Small fishing charity gives backing to trafficking bill
A small charity representing the welfare of fishermen has been thrust into the limelight for its approach on human trafficking.
The Fishermen's Mission has long fought for the rights and well-being of those working in what is regarded as one of the most dangerous jobs in the world.
Now the charity aims to increase this duty by backing moves by the Scottish Government to toughen human trafficking legislation - via a new bill to protect victims while punishing perpetrators.
We see and deal with the results of poor practices and are pleased to see that the issues are being addressed in Scotland - David Dickens
The Human Trafficking and Exploitation bill will mean that for the first time in Scotland there will be legislation focusing specifically on human trafficking and exploitation through slavery, servitude and forced or compulsory labour.
Some industries are more vulnerable to this – fishing being one, agriculture being another.
David Dickens, chief executive of the Fishermen's Mission, said: "As a charity dedicated to providing help and support to fishermen and their families in need, the Fishermen's Mission welcomes any move that seeks to reduce the potential for trafficking or exploitation of fishermen.

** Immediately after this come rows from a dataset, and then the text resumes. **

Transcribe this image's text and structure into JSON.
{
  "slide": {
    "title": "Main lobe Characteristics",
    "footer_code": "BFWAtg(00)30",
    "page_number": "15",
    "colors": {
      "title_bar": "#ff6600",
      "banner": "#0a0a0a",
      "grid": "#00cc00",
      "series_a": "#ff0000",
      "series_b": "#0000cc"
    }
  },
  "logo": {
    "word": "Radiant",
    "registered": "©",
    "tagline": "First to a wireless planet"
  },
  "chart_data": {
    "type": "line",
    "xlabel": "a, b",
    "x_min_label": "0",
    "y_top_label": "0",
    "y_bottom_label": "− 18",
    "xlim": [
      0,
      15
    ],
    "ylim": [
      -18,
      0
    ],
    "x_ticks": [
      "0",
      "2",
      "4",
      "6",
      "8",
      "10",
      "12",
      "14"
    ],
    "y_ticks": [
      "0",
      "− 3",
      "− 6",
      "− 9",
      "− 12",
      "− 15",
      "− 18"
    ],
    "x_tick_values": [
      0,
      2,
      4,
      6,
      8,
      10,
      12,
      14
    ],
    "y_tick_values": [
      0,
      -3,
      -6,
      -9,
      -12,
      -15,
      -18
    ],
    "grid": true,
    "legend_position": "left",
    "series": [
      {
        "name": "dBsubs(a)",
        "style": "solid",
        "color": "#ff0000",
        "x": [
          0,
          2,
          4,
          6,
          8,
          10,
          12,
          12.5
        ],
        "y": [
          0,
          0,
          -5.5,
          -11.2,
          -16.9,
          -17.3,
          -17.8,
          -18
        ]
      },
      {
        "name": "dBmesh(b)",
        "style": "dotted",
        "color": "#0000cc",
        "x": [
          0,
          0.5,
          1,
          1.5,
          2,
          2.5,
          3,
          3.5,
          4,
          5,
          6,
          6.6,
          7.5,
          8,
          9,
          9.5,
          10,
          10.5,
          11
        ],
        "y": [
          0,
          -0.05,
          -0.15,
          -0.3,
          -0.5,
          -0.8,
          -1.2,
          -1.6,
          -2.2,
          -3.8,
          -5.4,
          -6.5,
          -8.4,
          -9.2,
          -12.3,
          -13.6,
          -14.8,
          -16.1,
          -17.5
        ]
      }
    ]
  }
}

"We see and deal with the results of poor practices and are pleased to see that the issues are being addressed in Scotland."
Prosecutors will be given discretion not to punish victims forced to commit crime against their will - including those trafficked into the country and then forced into work.
Police Scotland assistant chief constable Malcolm Graham said: "We particularly welcome the enhanced focus on the needs of victims and the additional support the bill presents.
"The non-criminalisation of suspected victims of human trafficking is an area where clearly defined obligations and direction is welcomed and would assist greatly in providing the clarity and confidence required to effectively deal with those circumstances where offending has occurred as a result of their exploitation."
The legislation builds on work done by Labour MSP Jenny Marra, who had proposed her own bill.